Después de lanzadas estas palabras se detuvo y añadió, extrañada de la serenidad de Dolores:

—¿Pero es que no te importa?

—Claro que no. Ya desde el momento en que estamos separados no me molesta que él ame a otra… ¿Por qué he de desear que no sea feliz?

—¡No me vengas con historias! Eso es inconcebible.

—Pues te juro que es así.

—Entonces tú no has querido a tu marido.

—Creía quererlo y quizás no me hubiera desengañado nunca.

—¿Pero es que no seguís siendo marido y mujer?

—Como si no lo fuéramos. No tenemos la misma sangre. El cariño era lo único que nos podía unir.

—¡Simplezas! ¿Y sabes lo que yo digo?…

Esperó que le preguntara, pero en vista del silencio de la joven, continuó:

—No es posible que una mujer no tenga ilusión con su marido… como no sea… que… la tenga con otro.

Volvió a quedarse mirándola, como si se dijese en su interior: «Anda, ya se la solté». Pero Dolores siguió inmutable.

—No faltarán gentes piadosas que lo crean así —dijo—; pero eso importa poco cuando se tiene la conciencia tranquila.

—¡Ay, hija! No se puede mirar con indiferencia que lleven y traigan en lenguas la buena fama de una…

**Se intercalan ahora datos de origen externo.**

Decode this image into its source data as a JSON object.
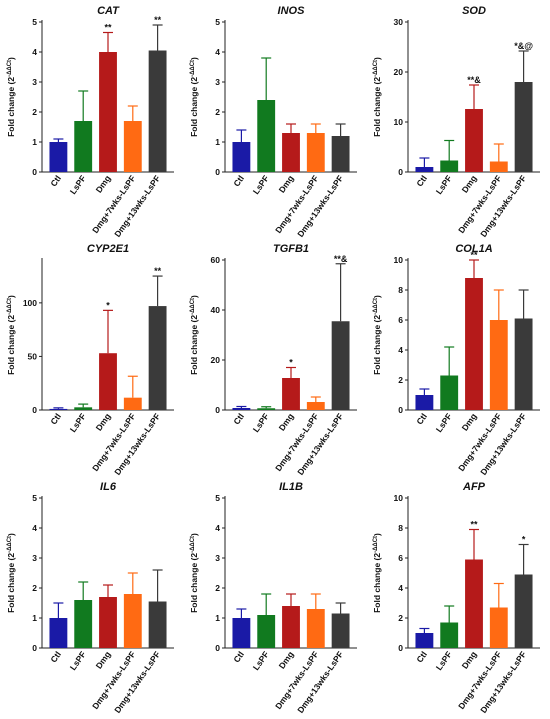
{
  "categories": [
    "Ctl",
    "LsPF",
    "Dmg",
    "Dmg+7wks-LsPF",
    "Dmg+13wks-LsPF"
  ],
  "colors": [
    "#1a1aa6",
    "#117a1f",
    "#b51a1a",
    "#ff6a13",
    "#3a3a3a"
  ],
  "ylabel": "Fold change (2",
  "ylabel_sup": "-ΔΔCt",
  "chart_data": [
    {
      "type": "bar",
      "title": "CAT",
      "ylim": [
        0,
        5
      ],
      "ticks": [
        0,
        1,
        2,
        3,
        4,
        5
      ],
      "values": [
        1.0,
        1.7,
        4.0,
        1.7,
        4.05
      ],
      "errors": [
        0.1,
        1.0,
        0.65,
        0.5,
        0.85
      ],
      "annotations": [
        "",
        "",
        "**",
        "",
        "**"
      ]
    },
    {
      "type": "bar",
      "title": "INOS",
      "ylim": [
        0,
        5
      ],
      "ticks": [
        0,
        1,
        2,
        3,
        4,
        5
      ],
      "values": [
        1.0,
        2.4,
        1.3,
        1.3,
        1.2
      ],
      "errors": [
        0.4,
        1.4,
        0.3,
        0.3,
        0.4
      ],
      "annotations": [
        "",
        "",
        "",
        "",
        ""
      ]
    },
    {
      "type": "bar",
      "title": "SOD",
      "ylim": [
        0,
        30
      ],
      "ticks": [
        0,
        10,
        20,
        30
      ],
      "values": [
        1.0,
        2.3,
        12.6,
        2.1,
        18.0
      ],
      "errors": [
        1.8,
        4.0,
        4.8,
        3.5,
        6.2
      ],
      "annotations": [
        "",
        "",
        "**&",
        "",
        "*&@"
      ]
    },
    {
      "type": "bar",
      "title": "CYP2E1",
      "ylim": [
        0,
        140
      ],
      "ticks": [
        0,
        50,
        100
      ],
      "values": [
        1.0,
        2.5,
        53.0,
        11.5,
        97.0
      ],
      "errors": [
        1.0,
        3.0,
        40.0,
        20.0,
        28.0
      ],
      "annotations": [
        "",
        "",
        "*",
        "",
        "**"
      ]
    },
    {
      "type": "bar",
      "title": "TGFB1",
      "ylim": [
        0,
        60
      ],
      "ticks": [
        0,
        20,
        40,
        60
      ],
      "values": [
        0.8,
        0.7,
        12.8,
        3.2,
        35.5
      ],
      "errors": [
        0.6,
        0.6,
        4.2,
        2.0,
        23.0
      ],
      "annotations": [
        "",
        "",
        "*",
        "",
        "**&"
      ]
    },
    {
      "type": "bar",
      "title": "COL1A",
      "ylim": [
        0,
        10
      ],
      "ticks": [
        0,
        2,
        4,
        6,
        8,
        10
      ],
      "values": [
        1.0,
        2.3,
        8.8,
        6.0,
        6.1
      ],
      "errors": [
        0.4,
        1.9,
        1.2,
        2.0,
        1.9
      ],
      "annotations": [
        "",
        "",
        "**",
        "",
        ""
      ]
    },
    {
      "type": "bar",
      "title": "IL6",
      "ylim": [
        0,
        5
      ],
      "ticks": [
        0,
        1,
        2,
        3,
        4,
        5
      ],
      "values": [
        1.0,
        1.6,
        1.7,
        1.8,
        1.55
      ],
      "errors": [
        0.5,
        0.6,
        0.4,
        0.7,
        1.05
      ],
      "annotations": [
        "",
        "",
        "",
        "",
        ""
      ]
    },
    {
      "type": "bar",
      "title": "IL1B",
      "ylim": [
        0,
        5
      ],
      "ticks": [
        0,
        1,
        2,
        3,
        4,
        5
      ],
      "values": [
        1.0,
        1.1,
        1.4,
        1.3,
        1.15
      ],
      "errors": [
        0.3,
        0.7,
        0.4,
        0.5,
        0.35
      ],
      "annotations": [
        "",
        "",
        "",
        "",
        ""
      ]
    },
    {
      "type": "bar",
      "title": "AFP",
      "ylim": [
        0,
        10
      ],
      "ticks": [
        0,
        2,
        4,
        6,
        8,
        10
      ],
      "values": [
        1.0,
        1.7,
        5.9,
        2.7,
        4.9
      ],
      "errors": [
        0.3,
        1.1,
        2.0,
        1.6,
        2.0
      ],
      "annotations": [
        "",
        "",
        "**",
        "",
        "*"
      ]
    }
  ]
}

—Cuando no se puede evitar.

—Es que cuando el río suena… agua o piedras lleva.

—¿Qué quieres decir?

—De ti nada…

—Bien clara es mi vida.

—Eso…

—¿Qué?

—La vida de una mujer que se va del lado de su marido, no es clara nunca.

—Pero todo el mundo sabe mi conducta y la razón que me asiste…

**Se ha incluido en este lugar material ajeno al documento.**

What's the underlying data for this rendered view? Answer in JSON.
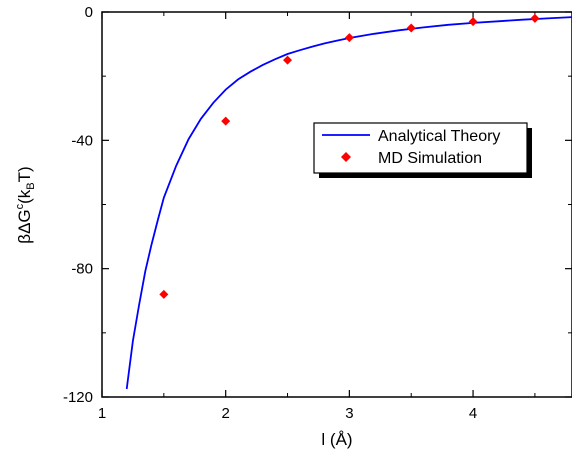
{
  "chart_data": {
    "type": "line",
    "xlabel": "l (Å)",
    "ylabel": "βΔG",
    "ylabel_superscript": "c",
    "ylabel_paren_open": "(k",
    "ylabel_subscript": "B",
    "ylabel_paren_close": "T)",
    "xlim": [
      1.0,
      4.8
    ],
    "ylim": [
      -120,
      0
    ],
    "x_ticks": [
      1,
      2,
      3,
      4
    ],
    "y_ticks": [
      0,
      -40,
      -80,
      -120
    ],
    "grid": false,
    "legend_position": "center-right",
    "series": [
      {
        "name": "Analytical Theory",
        "style": "line",
        "color": "#0000ff",
        "x": [
          1.2,
          1.25,
          1.3,
          1.35,
          1.4,
          1.45,
          1.5,
          1.6,
          1.7,
          1.8,
          1.9,
          2.0,
          2.1,
          2.2,
          2.3,
          2.4,
          2.5,
          2.6,
          2.7,
          2.8,
          2.9,
          3.0,
          3.2,
          3.4,
          3.6,
          3.8,
          4.0,
          4.2,
          4.4,
          4.6,
          4.8
        ],
        "y": [
          -117.5,
          -102.5,
          -91.3,
          -80.8,
          -72.5,
          -65.0,
          -57.9,
          -47.9,
          -39.6,
          -33.3,
          -28.3,
          -24.2,
          -21.0,
          -18.6,
          -16.5,
          -14.7,
          -13.1,
          -11.9,
          -10.8,
          -9.8,
          -8.9,
          -8.1,
          -6.8,
          -5.7,
          -4.8,
          -4.0,
          -3.4,
          -2.9,
          -2.4,
          -2.0,
          -1.6
        ]
      },
      {
        "name": "MD Simulation",
        "style": "marker",
        "marker": "diamond",
        "color": "#ff0000",
        "x": [
          1.5,
          2.0,
          2.5,
          3.0,
          3.5,
          4.0,
          4.5
        ],
        "y": [
          -88.0,
          -34.0,
          -15.0,
          -8.0,
          -5.0,
          -3.0,
          -2.0
        ]
      }
    ]
  }
}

—Sí… no digo yo que Antonio fuese un modelo de maridos, pero tampoco era para tanto… ¿Qué es lo que te propones?

—Vivir lejos de él… Trabajando… Como pueda…

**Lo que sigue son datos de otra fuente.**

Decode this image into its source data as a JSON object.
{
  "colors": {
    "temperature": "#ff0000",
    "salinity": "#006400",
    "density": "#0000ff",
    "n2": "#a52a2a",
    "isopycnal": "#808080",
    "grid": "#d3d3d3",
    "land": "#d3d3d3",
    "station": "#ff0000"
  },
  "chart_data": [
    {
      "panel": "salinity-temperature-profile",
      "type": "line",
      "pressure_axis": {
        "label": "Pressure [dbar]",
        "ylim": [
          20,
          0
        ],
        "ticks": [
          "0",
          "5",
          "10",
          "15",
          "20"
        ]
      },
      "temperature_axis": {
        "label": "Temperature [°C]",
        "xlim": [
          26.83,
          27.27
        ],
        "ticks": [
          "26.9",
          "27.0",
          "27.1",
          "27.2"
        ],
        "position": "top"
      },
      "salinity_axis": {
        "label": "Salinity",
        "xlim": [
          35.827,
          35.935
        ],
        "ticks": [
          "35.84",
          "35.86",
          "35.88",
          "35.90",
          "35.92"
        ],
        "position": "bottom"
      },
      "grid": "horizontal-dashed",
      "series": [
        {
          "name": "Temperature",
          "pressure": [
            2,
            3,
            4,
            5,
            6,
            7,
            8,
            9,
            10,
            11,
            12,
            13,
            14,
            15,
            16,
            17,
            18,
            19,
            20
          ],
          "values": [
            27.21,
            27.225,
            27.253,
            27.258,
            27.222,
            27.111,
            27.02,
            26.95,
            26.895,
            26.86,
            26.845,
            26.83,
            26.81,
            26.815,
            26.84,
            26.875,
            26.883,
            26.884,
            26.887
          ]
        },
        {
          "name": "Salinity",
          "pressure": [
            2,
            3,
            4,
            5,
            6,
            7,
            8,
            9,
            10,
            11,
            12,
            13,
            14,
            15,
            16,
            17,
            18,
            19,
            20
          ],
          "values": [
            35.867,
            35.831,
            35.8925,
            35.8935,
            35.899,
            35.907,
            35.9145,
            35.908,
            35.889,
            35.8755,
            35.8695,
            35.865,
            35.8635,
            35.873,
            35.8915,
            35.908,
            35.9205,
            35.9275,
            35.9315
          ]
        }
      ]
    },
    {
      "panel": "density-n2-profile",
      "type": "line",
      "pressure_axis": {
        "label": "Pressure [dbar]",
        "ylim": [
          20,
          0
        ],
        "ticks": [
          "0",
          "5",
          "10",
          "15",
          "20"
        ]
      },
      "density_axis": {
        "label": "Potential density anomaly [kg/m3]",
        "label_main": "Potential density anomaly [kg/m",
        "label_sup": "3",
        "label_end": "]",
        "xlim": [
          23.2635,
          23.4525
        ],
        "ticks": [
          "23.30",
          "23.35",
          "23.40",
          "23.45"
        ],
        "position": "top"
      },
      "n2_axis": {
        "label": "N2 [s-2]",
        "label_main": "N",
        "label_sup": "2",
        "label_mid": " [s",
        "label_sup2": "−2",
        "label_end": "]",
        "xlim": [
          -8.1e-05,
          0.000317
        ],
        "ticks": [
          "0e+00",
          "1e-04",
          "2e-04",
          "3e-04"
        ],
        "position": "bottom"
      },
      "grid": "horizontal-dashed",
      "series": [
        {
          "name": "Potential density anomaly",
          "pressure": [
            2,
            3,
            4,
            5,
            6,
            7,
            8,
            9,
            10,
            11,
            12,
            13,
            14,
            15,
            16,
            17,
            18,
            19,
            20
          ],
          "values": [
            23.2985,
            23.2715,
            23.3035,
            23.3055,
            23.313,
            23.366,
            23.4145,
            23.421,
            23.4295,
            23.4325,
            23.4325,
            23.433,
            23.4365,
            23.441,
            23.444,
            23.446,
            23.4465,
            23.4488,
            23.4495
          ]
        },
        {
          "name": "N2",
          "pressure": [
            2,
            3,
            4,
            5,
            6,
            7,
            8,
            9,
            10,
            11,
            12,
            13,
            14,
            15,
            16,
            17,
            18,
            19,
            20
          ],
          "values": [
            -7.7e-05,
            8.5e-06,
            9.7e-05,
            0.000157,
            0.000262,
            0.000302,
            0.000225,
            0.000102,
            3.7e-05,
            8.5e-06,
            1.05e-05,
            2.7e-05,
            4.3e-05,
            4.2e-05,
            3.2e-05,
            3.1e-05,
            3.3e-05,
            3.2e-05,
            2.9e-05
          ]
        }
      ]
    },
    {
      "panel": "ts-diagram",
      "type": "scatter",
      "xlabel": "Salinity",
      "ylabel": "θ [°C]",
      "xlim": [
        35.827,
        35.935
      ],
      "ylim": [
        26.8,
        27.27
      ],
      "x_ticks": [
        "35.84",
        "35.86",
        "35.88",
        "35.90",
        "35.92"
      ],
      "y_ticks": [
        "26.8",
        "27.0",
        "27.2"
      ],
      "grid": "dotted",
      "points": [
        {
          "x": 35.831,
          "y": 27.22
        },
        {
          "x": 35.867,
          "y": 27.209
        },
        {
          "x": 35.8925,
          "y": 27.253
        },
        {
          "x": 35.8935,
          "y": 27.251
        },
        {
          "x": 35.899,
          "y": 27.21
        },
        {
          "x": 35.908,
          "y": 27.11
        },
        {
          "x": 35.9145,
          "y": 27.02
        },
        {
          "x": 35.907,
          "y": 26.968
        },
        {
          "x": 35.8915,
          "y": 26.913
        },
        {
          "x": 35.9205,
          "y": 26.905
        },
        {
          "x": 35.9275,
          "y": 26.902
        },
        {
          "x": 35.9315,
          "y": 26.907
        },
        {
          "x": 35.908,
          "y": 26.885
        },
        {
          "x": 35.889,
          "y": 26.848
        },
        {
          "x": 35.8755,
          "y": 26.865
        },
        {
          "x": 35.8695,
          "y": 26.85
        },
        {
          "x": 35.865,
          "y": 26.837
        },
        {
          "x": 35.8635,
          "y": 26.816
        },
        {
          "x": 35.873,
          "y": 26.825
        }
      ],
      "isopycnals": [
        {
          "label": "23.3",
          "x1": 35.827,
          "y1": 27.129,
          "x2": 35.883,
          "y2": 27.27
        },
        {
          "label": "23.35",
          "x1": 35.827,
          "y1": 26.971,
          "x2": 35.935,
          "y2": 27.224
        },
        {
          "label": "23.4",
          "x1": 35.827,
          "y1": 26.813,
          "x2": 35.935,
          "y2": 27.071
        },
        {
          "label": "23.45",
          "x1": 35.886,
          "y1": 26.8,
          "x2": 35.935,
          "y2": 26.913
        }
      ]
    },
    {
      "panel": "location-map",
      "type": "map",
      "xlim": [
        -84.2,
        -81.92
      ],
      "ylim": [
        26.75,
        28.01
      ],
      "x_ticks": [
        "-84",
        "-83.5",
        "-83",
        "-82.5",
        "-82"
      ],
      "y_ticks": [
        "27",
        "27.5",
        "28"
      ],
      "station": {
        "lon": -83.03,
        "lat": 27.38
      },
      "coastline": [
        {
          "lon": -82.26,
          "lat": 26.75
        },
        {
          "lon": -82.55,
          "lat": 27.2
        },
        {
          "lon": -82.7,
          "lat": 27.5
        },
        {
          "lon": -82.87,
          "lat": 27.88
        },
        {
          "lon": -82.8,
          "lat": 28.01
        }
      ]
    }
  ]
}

—¿Pero no pensarás en vivir siempre aquí?

—¡Naturalmente!

—¿Tú comprendes que, al fin y al cabo, en esta casa hay hombres?…

—¡Parientes de mi esposo!…

—Eso nada importa… ¡Cuanto más primos…! Pero no… no van por ahí las aguas… ya sabes tú por dónde van.

—¡No comprendo!

—Pues ya es antiguo que el mejor medio de comprometer a una mujer es defendería… ¡Pepe es demasiado joven y guapito!

Se levantó Dolores de un salto.

—¿Qué infamia es esa?

La otra sonrió satisfecha, Al fin había dado en el blanco.

—¡Yo no digo nada! Tú tienes bastante talento para no fiarte de nada. Ya se sabe: «la mujer casada, dos bocados y dejarla».

Se puso de pie.

—Me marcho. Yo no salgo nunca de mí casa como no sea para algo muy preciso… Ya lo sabes. Hoy van a sacramentar a la pobre doña Margarita… Tengo que estar allí, y temo no llegar a tiempo. ¡Esa sí que tiene la gloria ganada!… ¡Lo que la pobre ha sufrido con el marido y con los hijos! Se irá derechita al cielo… Y también tengo que ir a casa de Esteban… Su mujer tiene los pechos malos. Se le puso un pelo en el izquierdo; ya sabes, un caño tapado, y en lugar de darle de mamar al chico del revés, como yo le aconsejaba, llamó al médico y ¡claro!, se le han apostemado los pechos… Los médicos no entienden de estas cosas… Adiós, hija… ¡Juicio, juicio!… ¡Ah! ¿Sabes? También está con calenturas tu cuñada María Luisa… Tú no irás a verla… ¡Qué cosas! Hay que vivir para ver… yo… lo… es… ya…

Llegaron perdidas a sus oídos las últimas sílabas de lo que le decía Juanita, mientras se alejaba, sin cesar de hablar.